Yesterday (May 26, 2019) was the second anniversary of the Statement, which was developed with over 300 Aboriginal and Torres Strait Islander leaders from around the country.
It calls for “the establishment of a First Nations Voice enshrined in the Constitution” and a “Makarrata Commission to supervise a process of agreement-making between governments and First Nations, and truth-telling about our history”.
To date, there has been no action to either implement a Makarrata — often called a treaty — nor a truth-telling process, or a process to determine the pathway to a voice to parliament.
How Minister Wyatt approaches the Uluru Statement’s calls to action and its implementation will be defining.
Today @smh launches a campaign for constitutional recognition of Indigenous Australians. Read online or #buythepaper There’s no left/right divide, it’s an issue to unite all Australians #journeyfromtheheart pic.twitter.com/wxo8TmkvrQ
— Lisa Davies (@lisazdavies) May 26, 2019
He will also be taking carriage of the Indigenous Advancement Strategy (IAS).
The IAS saw 150 funding streams, across a number of portfolios including Health, Justice and Education, collapsed into just five. Developed under Scullion, the Strategy’s introduction was chaotic, plagued with delays, and did not deliver on the “innovation” nor streamlined funding and reporting mechanisms that were promised.

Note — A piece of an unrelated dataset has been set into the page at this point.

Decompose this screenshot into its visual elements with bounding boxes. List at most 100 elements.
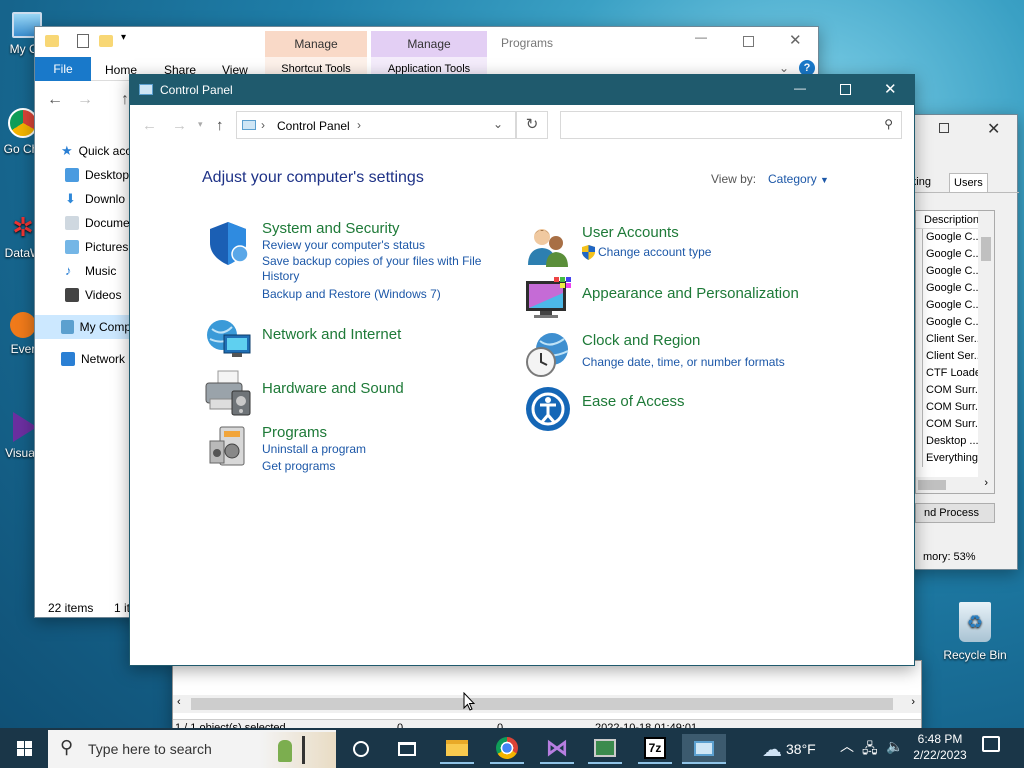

Many of the issues could have been avoided had there been adequate and sincere consultations with Aboriginal and Torres Strait Islander organisations.
Bringing the IAS up to snuff will be challenging, but it is necessary if Minister Wyatt expects to continue the strong relationships with Aboriginal and Torres Strait Islander organisations he currently enjoys.
Aboriginal and Torres Strait Islander people will also be waiting to see whether — unlike his predecessor — Wyatt plans to address the over-representation of Aboriginal and Torres Strait Islander people in the justice system.
In this instance, he will be required to work cross-portfolio with the Attorney General’s department, the very same department responsible for changes to the funding of Aboriginal and Torres Strait Islander Legal Services (ATSILS) which have been described as threatening self-determination and cultural safety.
These changes, which will see ATSILS funding collapsed into the same stream as Legal Aid Commissions and Community Legal Centres, contradict the recommendations of the Review of the Indigenous Legal Assistance Program, which urged that standalone funding arrangements be continued.
Here’s a thread on the flawed Government decision to abolish Australia’s only national dedicated program to end the disadvantage of Indigenous people in the justice system.
— NATSILS (@NATSILS_) April 4, 2019
The challenges Minister Wyatt faces are significant, due to both their magnitude and fact that they arise, in part, from within his own party. However, he has demonstrated an ability to navigate this tricky political environment, and with him there is hope.
Hope that Aboriginal and Torres Strait Islander people will be heard, and treated with the respect they deserve.
Summer May Finlay is a Yorta Yorta woman, public health practitioner and researcher, and contributing editor at Croakey.